Museum hinter Barrikaden
Verkehr Die Sperrung des Ulmer Marktplatzes hat für das Haus Folgen, die keiner bedacht hat: Kunstspeditionen können nicht mehr zum Eingang fahren. Einen anderen Weg hinein gibt es nicht
Ulm Der Fairness halber: Es ist ja nur ein Versuch. Aber die Sperrung des Ulmer Markplatzes für den Verkehr hat Folgen, die man im Rathaus, von dem man eigentlich einen guten Blick auf die Szenerie hat, wohl nicht bedacht hat. Schließlich geht es darum, den Durchgangsverkehr vorerst auszusperren und so die Anwohner zu entlasten. Doch seit dem Beginn des Tests Ende Februar ist das Museum Ulm für Lastwagen praktisch nicht mehr erreichbar – was eher unpraktisch ist, denn so eine Kunstspedition kommt eher selten mit dem Lastenfahrrad. Direktorin Stefanie Dathe ist genervt: Es könne nicht angehen, dass man wertvolle Exponate quer über den Platz tragen müsse.

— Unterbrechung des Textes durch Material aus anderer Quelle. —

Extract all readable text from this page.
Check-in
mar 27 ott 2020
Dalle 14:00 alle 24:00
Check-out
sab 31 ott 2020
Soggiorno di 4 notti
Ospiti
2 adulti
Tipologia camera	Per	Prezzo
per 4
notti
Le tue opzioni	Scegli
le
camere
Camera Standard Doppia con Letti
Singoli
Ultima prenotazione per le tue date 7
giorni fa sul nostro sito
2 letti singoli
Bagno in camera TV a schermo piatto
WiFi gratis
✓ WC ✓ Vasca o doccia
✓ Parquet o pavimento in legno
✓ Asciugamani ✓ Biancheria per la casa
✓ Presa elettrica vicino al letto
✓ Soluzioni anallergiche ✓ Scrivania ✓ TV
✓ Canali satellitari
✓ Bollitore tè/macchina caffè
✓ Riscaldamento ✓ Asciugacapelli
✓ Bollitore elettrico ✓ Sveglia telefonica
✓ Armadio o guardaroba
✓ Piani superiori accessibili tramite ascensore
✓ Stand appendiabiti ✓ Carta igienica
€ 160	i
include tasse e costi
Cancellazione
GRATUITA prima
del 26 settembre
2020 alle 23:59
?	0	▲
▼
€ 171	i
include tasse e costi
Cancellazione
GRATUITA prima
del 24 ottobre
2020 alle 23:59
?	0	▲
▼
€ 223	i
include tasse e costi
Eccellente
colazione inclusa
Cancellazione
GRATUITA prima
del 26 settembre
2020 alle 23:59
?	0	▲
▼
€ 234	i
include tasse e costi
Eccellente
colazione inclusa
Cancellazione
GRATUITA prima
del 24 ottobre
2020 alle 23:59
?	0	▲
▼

Das Problem für das Museum ist nicht die Aussperrung des Durchgangsverkehrs, sondern die Maßnahmen, die getroffen wurden, um den Marktplatz zu beruhigen: Gegenüber des Rathauses stehen nun schwere Sitzbänke aus Beton, zwischen denen nur kleinere Fahrzeuge hindurch passen. Museumschefin Dathe spricht aus Erfahrung: Erst am Freitag habe der Transporter einer Kunstspedition „nur mit Luftanhalten“den Parcours bewältigt. Spätestens Ende April, wenn die große Ausstellung „Obumbro“abgebaut wird, erwartet Dathe größere Lastwagen; und die hätten – Stand jetzt – keine Chance auf Durchkommen.
kann von ihrem Bürofenster aus gut beobachten, was unten auf dem Platz passiert, und weiß dementsprechend auch, dass nicht nur ihr Haus betroffen ist: Morgens kann sie manchmal sehen, wie Getränkelieferungen für das Museumscafé scheppernd auf Hubwagen über das Kopfsteinpflaster gezogen werden. „Das geht bei uns schon mal gar nicht“, sagt sie. Schließlich sind viele Objekte, die ins und aus dem Museum transportiert werden, noch ein wenig empfindlicher als ein Kasten Mineralwasser.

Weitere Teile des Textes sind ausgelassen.